As a married man raising two daughters, Tsoknyi Rinpoche has interesting views on how to balance a life dedicated to Buddhist practice with the demands of a husband and father. In addition, he has a keen interest in the ongoing dialogue between Eastern philosophy and Western research, especially in neuroscience. His writing reflects this awareness of the Western psyche while also imparting the earliest tenets of Buddhism.
OPEN HEART, OPEN MIND offers Rinpoche's extraordinary history as an example of how to lead a compassionate life, regardless of status, tradition or circumstances. Accessible and relevant to every variety of reader, this is an illuminating guide from a man who truly is a bridge between ancient wisdom and the modern mind.

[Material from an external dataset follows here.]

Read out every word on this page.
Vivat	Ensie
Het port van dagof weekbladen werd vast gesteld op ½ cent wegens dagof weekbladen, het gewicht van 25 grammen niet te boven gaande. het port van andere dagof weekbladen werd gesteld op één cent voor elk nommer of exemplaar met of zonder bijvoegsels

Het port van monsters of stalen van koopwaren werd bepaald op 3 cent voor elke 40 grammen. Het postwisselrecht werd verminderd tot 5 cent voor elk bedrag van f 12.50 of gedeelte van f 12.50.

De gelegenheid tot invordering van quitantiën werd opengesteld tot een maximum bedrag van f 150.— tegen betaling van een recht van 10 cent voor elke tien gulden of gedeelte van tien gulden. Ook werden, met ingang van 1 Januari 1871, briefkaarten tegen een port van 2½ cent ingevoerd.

In this intermediate guide to Buddhist principles, popular Tibetan teacher Tsoknyi Rinpoche III writes, "Learning to live with... courage requires us to see the nature of the challenges we face, the nature of ourselves, and the nature of reality, in a radically different light." To this end, the author addresses such obstacles as habitual patterns and the process of identification, then outlines ways to access the individual's "tremendous inner potential for openness, warmth, and wisdom." He provides detailed insights on the Four Foundations of Mindfulness body, feeling, thoughts, and dharma, which he interprets as space, along with discussions of the subtle body, bodhicitta (seeking enlightenment for all), tonglen (cultivating compassion), dzogchen ("great perfection"), and the six paramitas (perfections). Raised in Nepal and now married with two children, Tsoknyi Rinpoche uses many examples from his challenging teenage experiences at a monastery in India and includes anecdotes from his students. His notable skill is using clear language and homespun analogies to illuminate Buddhist concepts. Tibetan terms are explained as well as their Sanskrit equivalents. Simple practices are scattered throughout; a glossary is included. Warm and largely accessible, this book is a master class for practitioners looking for clear explanations of Buddhism's ideas from a Tibetan perspective.